O’Meara said the dispute arose after the Writers Guild rewrote the previously ratified contract and insisted that the Newspaper Guild sign the revised version. “It’s like a car salesman demanding that you sign a contract after he’s changed all the numbers that you had agreed upon,” he said.

But WGAE Spokeswoman Sherry Goldman told E&P the complaint was "making a mountain out of a molehill." She said the dispute centers primarily on the Newspaper Guild incorrectly interpreting the unsigned contract to provide a 6% raise for 2007 when it was a 3% raise.
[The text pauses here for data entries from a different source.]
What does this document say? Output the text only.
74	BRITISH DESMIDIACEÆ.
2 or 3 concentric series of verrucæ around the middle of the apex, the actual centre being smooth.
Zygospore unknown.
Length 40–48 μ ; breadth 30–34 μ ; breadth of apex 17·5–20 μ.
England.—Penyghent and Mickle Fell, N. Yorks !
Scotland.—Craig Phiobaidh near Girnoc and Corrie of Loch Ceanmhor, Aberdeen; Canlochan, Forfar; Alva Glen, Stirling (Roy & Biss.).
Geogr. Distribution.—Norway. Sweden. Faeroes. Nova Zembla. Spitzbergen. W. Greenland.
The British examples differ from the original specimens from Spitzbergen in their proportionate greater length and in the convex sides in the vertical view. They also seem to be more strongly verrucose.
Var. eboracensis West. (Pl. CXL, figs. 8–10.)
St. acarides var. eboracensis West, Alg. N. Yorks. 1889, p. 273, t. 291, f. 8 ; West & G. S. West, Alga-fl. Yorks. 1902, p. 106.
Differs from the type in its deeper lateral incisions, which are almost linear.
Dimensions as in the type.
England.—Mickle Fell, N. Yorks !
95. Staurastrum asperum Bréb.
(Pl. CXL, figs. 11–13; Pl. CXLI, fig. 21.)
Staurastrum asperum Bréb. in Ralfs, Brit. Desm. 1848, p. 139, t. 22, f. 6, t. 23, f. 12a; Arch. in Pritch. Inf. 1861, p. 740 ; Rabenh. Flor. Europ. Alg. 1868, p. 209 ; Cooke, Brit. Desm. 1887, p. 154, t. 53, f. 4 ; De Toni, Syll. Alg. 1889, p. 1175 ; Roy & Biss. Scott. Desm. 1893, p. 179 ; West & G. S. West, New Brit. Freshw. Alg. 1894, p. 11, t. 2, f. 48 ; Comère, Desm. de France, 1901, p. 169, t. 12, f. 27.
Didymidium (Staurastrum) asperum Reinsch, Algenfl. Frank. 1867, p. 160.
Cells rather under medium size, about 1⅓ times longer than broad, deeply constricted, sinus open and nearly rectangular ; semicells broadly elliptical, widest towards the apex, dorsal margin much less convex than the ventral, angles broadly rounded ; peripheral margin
She also said that bonuses were paid, although three days late.
Goldman said that the WGAE had filed its own charge with the NLRB in early December over the same contract dispute. "I'm not surprised," Goldman said about the Newspaper Guild filing. "The National Labor Relations Board is designed to make these decisions."

The Newspaper Guild stressed in its release, however, that it "supports the striking writers in their dispute with television and movie producers, which is entering its ninth week."

"Out of respect for our striking fellow union members we tried to work this out quietly, and we even offered to submit the dispute to arbitration,” O’Meara said. “But the WGAE leadership’s anti-labor stance against its own workers and its filing of a baseless charge against us two weeks ago, while we were still trying to resolve the issues, forced us to reluctantly take this public step to defend our members and their contract.”